Four Ways Not to Compliment a Writer

Writers as a group appreciate having their egos stroked, and if you genuinely like a writer’s work it’s a kindness to tell them so.  But there are some compliments which can backfire on the giver, no matter how well-meant the delivery.  Most writers, most of the time, will accept a dubious or awkward compliment with a smile and confine themselves to an inward wince or possibly a private gripe session later among friends, but even the nicest writers can have the sort of bad day when the lid comes off of everything, and some writers . . . well, much as it pains me to admit it, writers – even good writers – are as likely to be jerks as anyone else in the general population.

Accordingly, here are a quartet of comments from the top of the Best If  Avoided list:

“I loved your book!  I’ve loaned it to all my friends!”

The savvy writer accepts such a compliment graciously, because word-of-mouth is still the best advertising, and because making an enemy of a reader is a bad move for a lot of reasons . . . but there’s no escaping the inward wince on behalf of all of the copies that could have been purchased if the bestower-of-compliments had confined themself to making enthusiastic recommendations at the bookstore instead.

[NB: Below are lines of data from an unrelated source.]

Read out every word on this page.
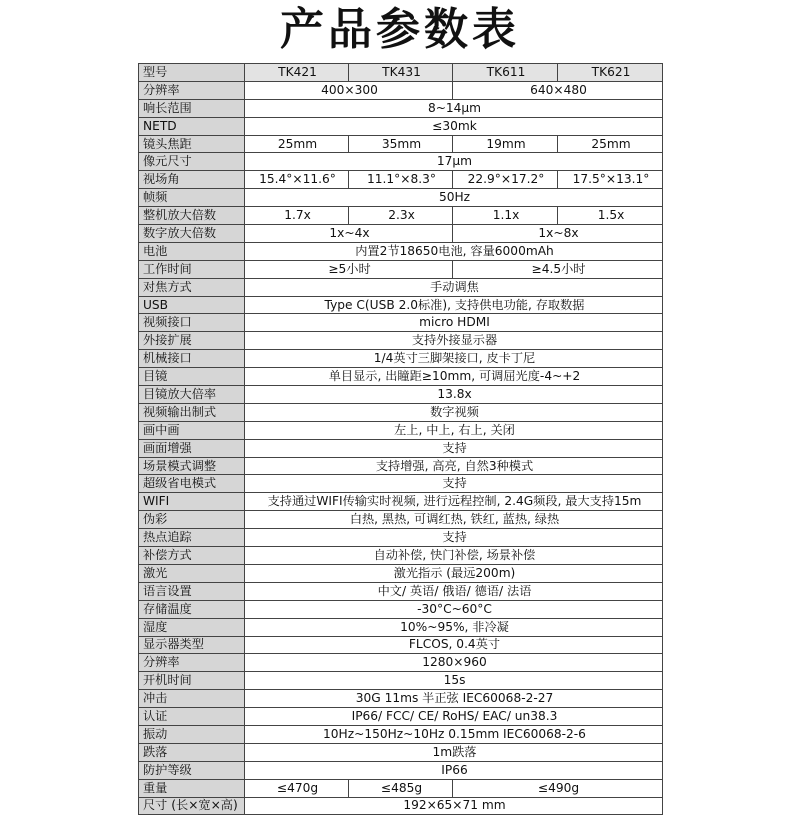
产品参数表
型号	TK421	TK431	TK611	TK621
分辨率	400×300		640×480	
响长范围	8~14μm			
NETD	≤30mk			
镜头焦距	25mm	35mm	19mm	25mm
像元尺寸	17μm			
视场角	15.4°×11.6°	11.1°×8.3°	22.9°×17.2°	17.5°×13.1°
帧频	50Hz			
整机放大倍数	1.7x	2.3x	1.1x	1.5x
数字放大倍数	1x~4x		1x~8x	
电池	内置2节18650电池, 容量6000mAh			
工作时间	≥5小时		≥4.5小时	
对焦方式	手动调焦			
USB	Type C(USB 2.0标准), 支持供电功能, 存取数据			
视频接口	micro HDMI			
外接扩展	支持外接显示器			
机械接口	1/4英寸三脚架接口, 皮卡丁尼			
目镜	单目显示, 出瞳距≥10mm, 可调屈光度-4~+2			
目镜放大倍率	13.8x			
视频输出制式	数字视频			
画中画	左上, 中上, 右上, 关闭			
画面增强	支持			
场景模式调整	支持增强, 高亮, 自然3种模式			
超级省电模式	支持			
WIFI	支持通过WIFI传输实时视频, 进行远程控制, 2.4G频段, 最大支持15m			
伪彩	白热, 黑热, 可调红热, 铁红, 蓝热, 绿热			
热点追踪	支持			
补偿方式	自动补偿, 快门补偿, 场景补偿			
激光	激光指示 (最远200m)			
语言设置	中文/ 英语/ 俄语/ 德语/ 法语			
存储温度	-30°C~60°C			
湿度	10%~95%, 非冷凝			
显示器类型	FLCOS, 0.4英寸			
分辨率	1280×960			
开机时间	15s			
冲击	30G 11ms 半正弦 IEC60068-2-27			
认证	IP66/ FCC/ CE/ RoHS/ EAC/ un38.3			
振动	10Hz~150Hz~10Hz 0.15mm IEC60068-2-6			
跌落	1m跌落			
防护等级	IP66			
重量	≤470g	≤485g	≤490g	
尺寸 (长×宽×高)	192×65×71 mm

“I love all your books!  I can’t wait until the library/the used bookstore/my buddy who lends me her copies gets the next one!”

Once again, most writers will take this compliment with a smile, because most writers can remember being young and/or impecunious themselves, and it would be hypocritical for them to complain about somebody else taking advantage of the same shifts and expedients that sustained them once upon a time.  But there’s still that inner wince, and the wistful contemplation of sales that might have been.

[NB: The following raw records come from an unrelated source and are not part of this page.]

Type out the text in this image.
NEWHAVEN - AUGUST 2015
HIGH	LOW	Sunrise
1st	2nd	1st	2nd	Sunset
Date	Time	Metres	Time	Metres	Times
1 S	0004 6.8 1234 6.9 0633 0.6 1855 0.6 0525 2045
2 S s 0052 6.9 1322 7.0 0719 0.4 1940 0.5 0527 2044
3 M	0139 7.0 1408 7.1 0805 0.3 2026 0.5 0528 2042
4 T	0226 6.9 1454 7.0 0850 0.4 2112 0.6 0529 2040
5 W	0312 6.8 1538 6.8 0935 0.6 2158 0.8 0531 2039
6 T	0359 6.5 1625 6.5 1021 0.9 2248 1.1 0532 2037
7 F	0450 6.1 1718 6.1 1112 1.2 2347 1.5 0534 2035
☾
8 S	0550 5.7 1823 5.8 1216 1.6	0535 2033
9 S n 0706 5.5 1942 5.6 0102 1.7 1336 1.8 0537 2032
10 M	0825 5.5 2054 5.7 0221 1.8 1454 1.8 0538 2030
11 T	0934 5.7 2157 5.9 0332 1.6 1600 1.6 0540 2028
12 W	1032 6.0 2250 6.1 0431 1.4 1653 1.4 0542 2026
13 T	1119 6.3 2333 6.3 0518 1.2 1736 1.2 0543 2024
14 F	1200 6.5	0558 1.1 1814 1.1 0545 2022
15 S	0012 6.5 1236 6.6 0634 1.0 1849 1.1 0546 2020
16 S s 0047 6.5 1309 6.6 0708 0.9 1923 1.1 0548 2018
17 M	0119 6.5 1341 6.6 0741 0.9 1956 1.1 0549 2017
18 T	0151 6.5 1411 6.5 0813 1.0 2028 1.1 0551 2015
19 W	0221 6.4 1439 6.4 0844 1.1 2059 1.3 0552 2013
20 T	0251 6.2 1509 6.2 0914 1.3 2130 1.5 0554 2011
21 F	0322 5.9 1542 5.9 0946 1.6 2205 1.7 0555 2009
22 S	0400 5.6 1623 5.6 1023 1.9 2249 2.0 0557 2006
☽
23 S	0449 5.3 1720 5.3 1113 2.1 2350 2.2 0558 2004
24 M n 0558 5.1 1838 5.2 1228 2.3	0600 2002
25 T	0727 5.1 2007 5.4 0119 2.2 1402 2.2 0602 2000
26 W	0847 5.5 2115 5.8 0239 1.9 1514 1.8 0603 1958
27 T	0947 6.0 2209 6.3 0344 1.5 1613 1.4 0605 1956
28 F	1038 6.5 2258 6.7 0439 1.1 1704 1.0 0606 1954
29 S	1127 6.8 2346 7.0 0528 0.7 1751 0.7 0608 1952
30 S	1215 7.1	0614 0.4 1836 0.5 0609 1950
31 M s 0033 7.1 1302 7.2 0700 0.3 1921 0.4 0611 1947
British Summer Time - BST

“I’ve loved your books ever since I was in fifth grade/high school/college!”

Again, the kind-hearted writer has no choice but to smile – and in fact, it’s nice to know that one was a formative or encouraging influence upon somebody in their youth.  But there’s no denying the fact that praise of this sort has a corresponding tendency to make the recipient of the compliment feel older than they did in the moment before it was uttered.  “I’ve always loved your books!” or “I’ve loved your books for ages!” are words less likely to send the writer in question off into a spell of broody melancholia.

“I don’t usually go for this genre/this trope/this style, but you made me like it!”

This compliment is especially tricky because sometimes it works and sometimes it doesn’t.  Some writers like the idea of doing such a good job of a thing that they succeed in overcoming a reader’s ingrained prejudices.  (I confess to being a member of that camp myself.)  Others, though, will take offense at the implication that their chosen genre or trope or style has something wrong with it that needs to be dressed up and made palatable to the general public.  Unless you know how the recipient is likely to react, this compliment is best deployed with caution.

What do you say to a writer, then, if you want to compliment them?

Well, an unadorned but sincerely-meant “I love your books!” is always good.